A primeira década de Nightwish produziu uma
série de canções muito boas, misturando as tais influências de Metal com
elementos de ópera, algumas baladas acústicas e um toque noir bem doseado. Até que em 2005 o mundo praticamente decretou o
fim da banda quando decidiram fazer o impensável: despedir a vocalista! Tarja
Turunen é o nome da menina, que tem uma voz deslumbrante, e uma intensidade
desarmante. Era a alma da banda. Não vou perder tempo a falar aqui de histórias
da carochinha, e quem quiser saber o que se passou pesquise na net. Bastará
dizer que a banda contratou uma vocalista nova, que nada tem a ver com a
anterior, e que foi muito mal recebida pelos fãs. Tendo em conta a devoção que
a legião de criaturas cabeludas tinha pela Tarja outra coisa não seria de
esperar.
Avancemos meia-dúzia de anos, e eis que chega
“Imaginaerum”. O álbum é uma ideia do criativo da banda, um tipo feio chamado
Tuomas e que se parece com o Capitão Jack Sparrow, esse mesmo, d’Os Piratas das
Caraíbas. Tuomas preparou uma concepção única, querendo fazer um álbum
inovador, juntamente com um filme. A ideia é contar a história da vida de um
compositor e do seu mundo fantástico de sonhos.

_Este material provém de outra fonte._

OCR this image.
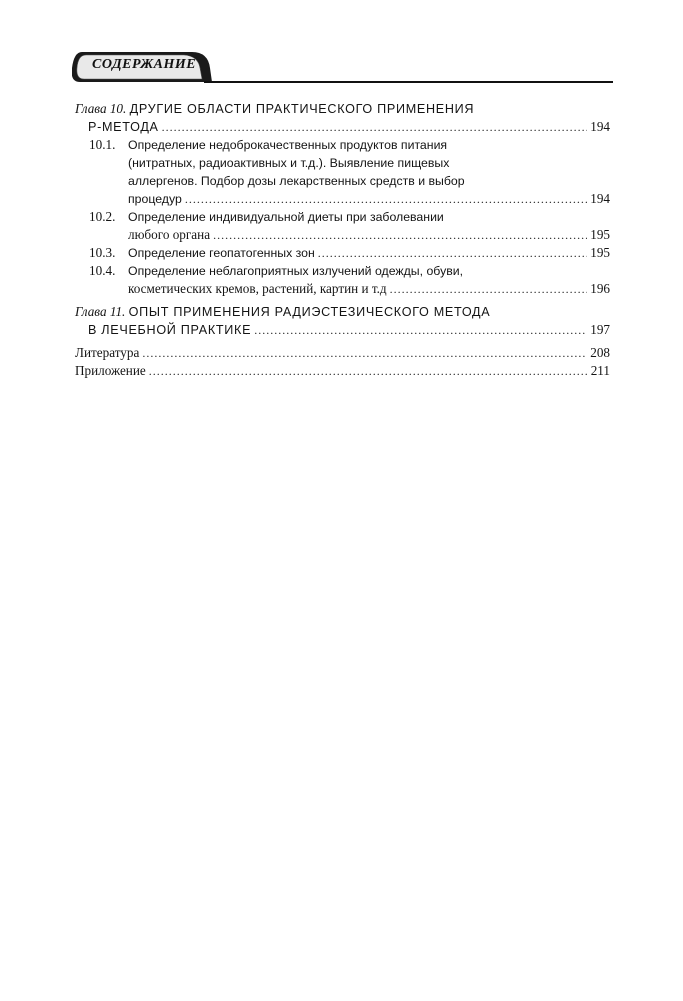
СОДЕРЖАНИЕ
Глава 10. ДРУГИЕ ОБЛАСТИ ПРАКТИЧЕСКОГО ПРИМЕНЕНИЯ
Р-МЕТОДА .....	194
10.1. Определение недоброкачественных продуктов питания
(нитратных, радиоактивных и т.д.). Выявление пищевых
аллергенов. Подбор дозы лекарственных средств и выбор
процедур .....	194
10.2. Определение индивидуальной диеты при заболевании
любого органа .....	195
10.3. Определение геопатогенных зон .....	195
10.4. Определение неблагоприятных излучений одежды, обуви,
косметических кремов, растений, картин и т.д .....	196
Глава 11. ОПЫТ ПРИМЕНЕНИЯ РАДИЭСТЕЗИЧЕСКОГО МЕТОДА
В ЛЕЧЕБНОЙ ПРАКТИКЕ .....	197
Литература .....	208
Приложение .....	211
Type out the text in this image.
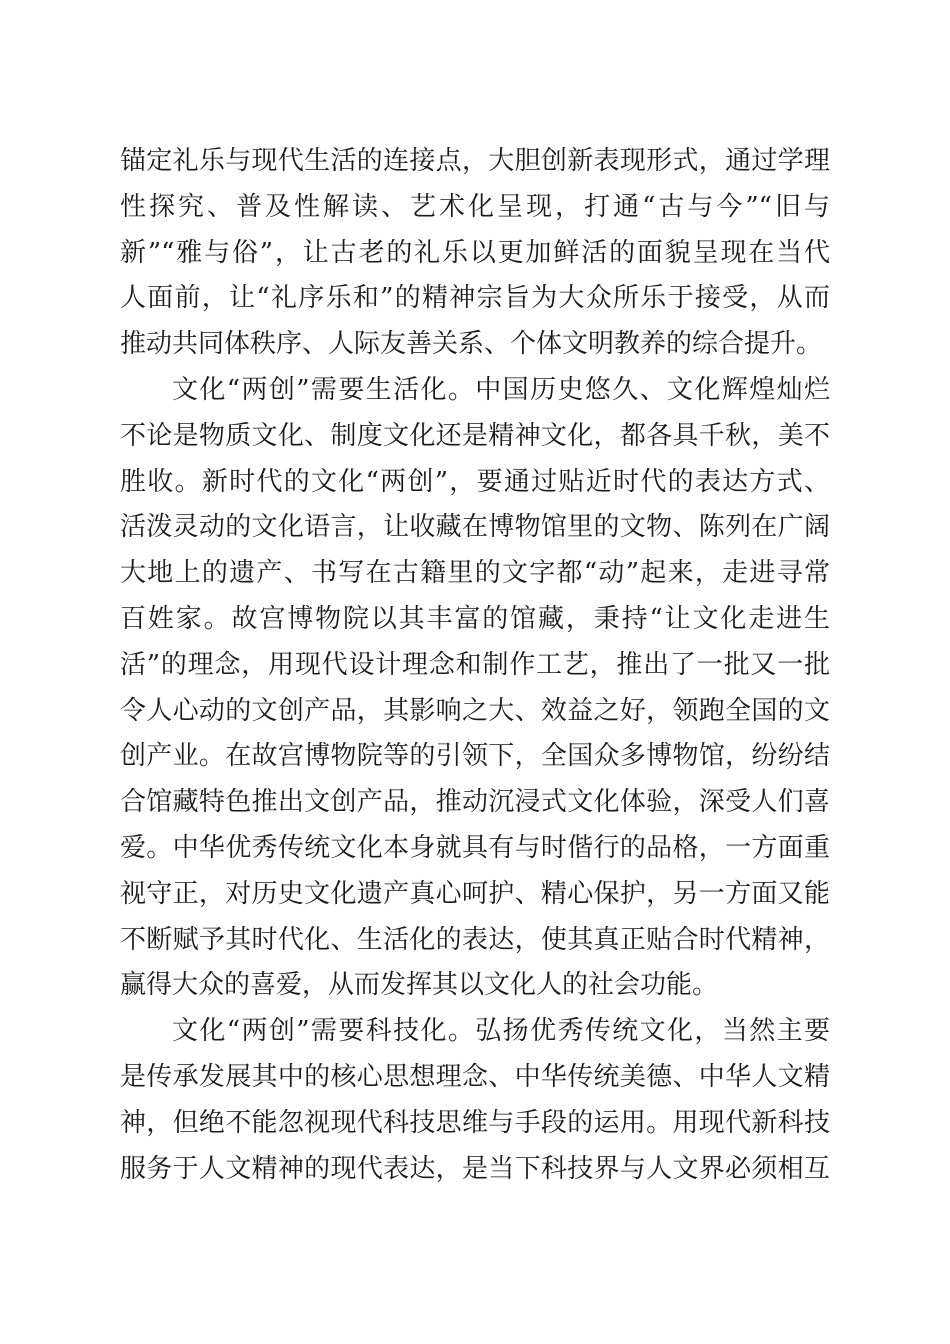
锚定礼乐与现代生活的连接点，大胆创新表现形式，通过学理
性探究、普及性解读、艺术化呈现，打通“古与今”“旧与
新”“雅与俗”，让古老的礼乐以更加鲜活的面貌呈现在当代
人面前，让“礼序乐和”的精神宗旨为大众所乐于接受，从而
推动共同体秩序、人际友善关系、个体文明教养的综合提升。
文化“两创”需要生活化。中国历史悠久、文化辉煌灿烂
不论是物质文化、制度文化还是精神文化，都各具千秋，美不
胜收。新时代的文化“两创”，要通过贴近时代的表达方式、
活泼灵动的文化语言，让收藏在博物馆里的文物、陈列在广阔
大地上的遗产、书写在古籍里的文字都“动”起来，走进寻常
百姓家。故宫博物院以其丰富的馆藏，秉持“让文化走进生
活”的理念，用现代设计理念和制作工艺，推出了一批又一批
令人心动的文创产品，其影响之大、效益之好，领跑全国的文
创产业。在故宫博物院等的引领下，全国众多博物馆，纷纷结
合馆藏特色推出文创产品，推动沉浸式文化体验，深受人们喜
爱。中华优秀传统文化本身就具有与时偕行的品格，一方面重
视守正，对历史文化遗产真心呵护、精心保护，另一方面又能
不断赋予其时代化、生活化的表达，使其真正贴合时代精神，
赢得大众的喜爱，从而发挥其以文化人的社会功能。
文化“两创”需要科技化。弘扬优秀传统文化，当然主要
是传承发展其中的核心思想理念、中华传统美德、中华人文精
神，但绝不能忽视现代科技思维与手段的运用。用现代新科技
服务于人文精神的现代表达，是当下科技界与人文界必须相互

Mesmo no crepúsculo de 2011 a banda lança o single
de promoção do novo álbum. “Storytime” é tudo o que uma canção épica deve ser.
A orquestração é de cortar a respiração, a interpretação é vibrante ao nível do
Big Bang, e a sonoridade é uma tempestade arrebatadora. O videoclip não lhe
fica atrás. É uma espécie de Branca de Neve tenebrae
encontra o Cirque du Soleil e dá-se o tal Big Bang. Quando o single foi lançado
apanhei-o partilhado por alguém no Facebook, mas deixei o vídeo a correr
enquanto continuei a ver as fotos de gatos parvos, e aquelas coisas simpáticas
do “se não partilhares esta foto desta menina sem braços, sem pernas e sem
cabeça és um péssimo ser humano”. Escusado será dizer que no meio destas
pérolas “Storytime” passou-me completamente ao lado. Felizmente, algumas
semanas depois voltei a descobri-lo no youtube. Quando dei por mim a ver o
vídeo seis vezes consecutivas apercebi-me que algo estranho se estava a passar…
"Nightwish - Storytime"
Bom, mas depois de ouvir “Storytime” oitenta
vezes dei comigo a pensar “ok, a canção é absolutamente fenomenal, mas também
deve ser a única de jeito do álbum”. A maior parte das bandas investe tudo numa
ou duas canções e depois enche o álbum com lixo.
THE PSY was wrong.
Aos poucos o youtube foi-me desvendando as
outras canções que integravam Imaginaerum, e com cada uma eu ia ficando ainda
mais fascinado. Não vou aqui falar delas todas, mas há pelo menos mais duas ou
três que merecem que percamos alguns minutos a perceber por que razão eu já não
me sentia tão empolgado com um álbum desde que assisti ao vivo ao lançamento da
7ª do Tio Ludovico, no dia 8 de Dezembro 1813. Sim, eu estava lá.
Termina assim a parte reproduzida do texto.